L’ARNAQUEUR de Robert Rossen : ne pas être un loser

By  | 

Eddie dit « Fast Eddie » (Paul Newman) est un joueur de billard des plus talentueux. Il gagne sa vie en jouant des parties avec des hommes qu’il arnaque. Accompagné de son ami Charlie, il reproduit à chaque fois la même combine : il entre dans un établissement, fait mine d’être un piètre joueur, amène les autres à miser gros sur une partie puis révèle son talent et empoche l’argent. Insolent et sûr de lui, Eddie vit au jour le jour.

Son quotidien bascule quand il entame un duel avec « Fats » (Jackie Gleason), une pointure du billard. Ils se livrent une bataille sans merci qui durera plus d’une journée ! Si au départ Eddie fait des étincelles et se prépare à gagner très gros, il s’égare en buvant de l’alcool et finit par tout perdre. Le manager de « Fats » balance en sa présence qu’il est un loser. Une attaque qui va profondément le blesser. Ayant perdu toutes ses économies, prenant ses distances avec Charlie, Eddie ère sans trop savoir où aller.
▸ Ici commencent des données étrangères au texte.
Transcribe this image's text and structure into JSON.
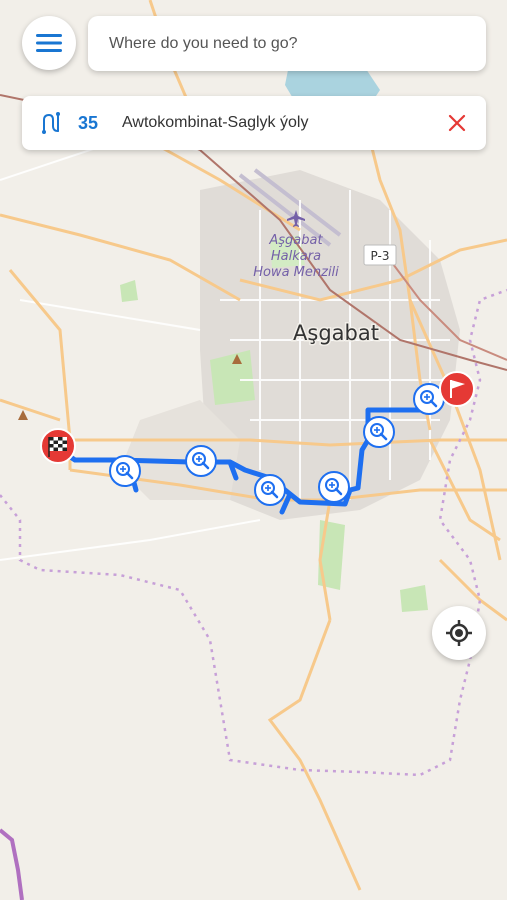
{
  "search": {
    "placeholder": "Where do you need to go?"
  },
  "route": {
    "number": "35",
    "name": "Awtokombinat-Saglyk ýoly"
  },
  "map_labels": {
    "city": "Aşgabat",
    "airport_line1": "Aşgabat",
    "airport_line2": "Halkara",
    "airport_line3": "Howa Menzili",
    "road_shield": "P-3"
  },
  "colors": {
    "route_line": "#1e6ff0",
    "accent": "#1976d2",
    "close": "#e53935",
    "flag_red": "#e53935"
  },
  "icons": {
    "menu": "hamburger-menu-icon",
    "route": "route-icon",
    "close": "close-icon",
    "locate": "my-location-icon",
    "stop": "zoom-in-stop-icon",
    "start": "checkered-flag-icon",
    "end": "red-flag-icon"
  }
}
Il fait la connaissance ,dans une gare, de Sarah (Piper Laurie), une jeune femme blessée par la vie, dépressive et alcoolique. La mélancolie qui les habite les amène à se rapprocher. Ils finissent par vivre ensemble, s’aimer, mais ne parviennent pas pour autant à être heureux : Eddie ne se remet pas de son échec. Quand le manager véreux de « Fats », Bert Gordon (George C. Scott), revient et lui propose de jouer pour lui (il gardera 75 % des gains), Eddie accepte. Une décision qui va causer sa chute et celle de Sarah. 

l'arnaqueur paul newman

l'arnaqueur paul newman

Souvent cité comme l’un des meilleurs films avec Paul Newman, L’arnaqueur commence de façon ludique. Facétieux et arrogant, « Fast Eddie » dupe son monde et empoche de jolies sommes grâce à ses talents au billard. Le personnage semble sorti de nulle part : on sait très peu de choses de son passé, il n’a visiblement pas d’attaches, si ce n’est son amitié avec Charlie à laquelle il aura vite fait de mettre un terme malgré une complicité longue de plusieurs années. Un héros solitaire dont le monde va s’écrouler en perdant une partie décisive. En échouant face à « Fats », Eddie perd non seulement beaucoup d’argent mais c’est surtout son orgueil qui en prend un coup. Il ne supporte pas d’être désigné comme un loser. Le spectateur comprend peu à peu que c’est bien sa propre vie que joue le séduisant Eddie sur la table. La tension des parties, filmées de façon vertigineuse et riches en regard qui en disent long, se mêle à une sensation de malaise alors qu’il apparait clairement que le personnage principal est dépassé par des élans d’autodestruction.

l'arnaqueur paul newman

Derrière son air plein d’assurance, Eddie semble souffrir d’un rapport très conflictuel avec lui-même. Pas étonnant qu’il s’attache et tombe amoureux de Sarah, belle et désabusée, presque fataliste. Ils évoluent dans une société dans laquelle ils ne trouvent pas leur place, se retrouvent à se faire encore et toujours manipuler et abuser par des hommes véreux comme Bert Gordon. Une spirale infernale qui donne la nausée. Si Sarah a baissé les bras et tente de s’accommoder des frustrations et injustices, Eddie ne peut s’empêcher de vouloir miser encore et encore, prendre sa revanche, guidé par sa soif, sa nécessité d’être un « winner ». Il comprendra hélas trop tard que c’est peine perdue, après avoir misé les seules choses qui ne se monnaient pas.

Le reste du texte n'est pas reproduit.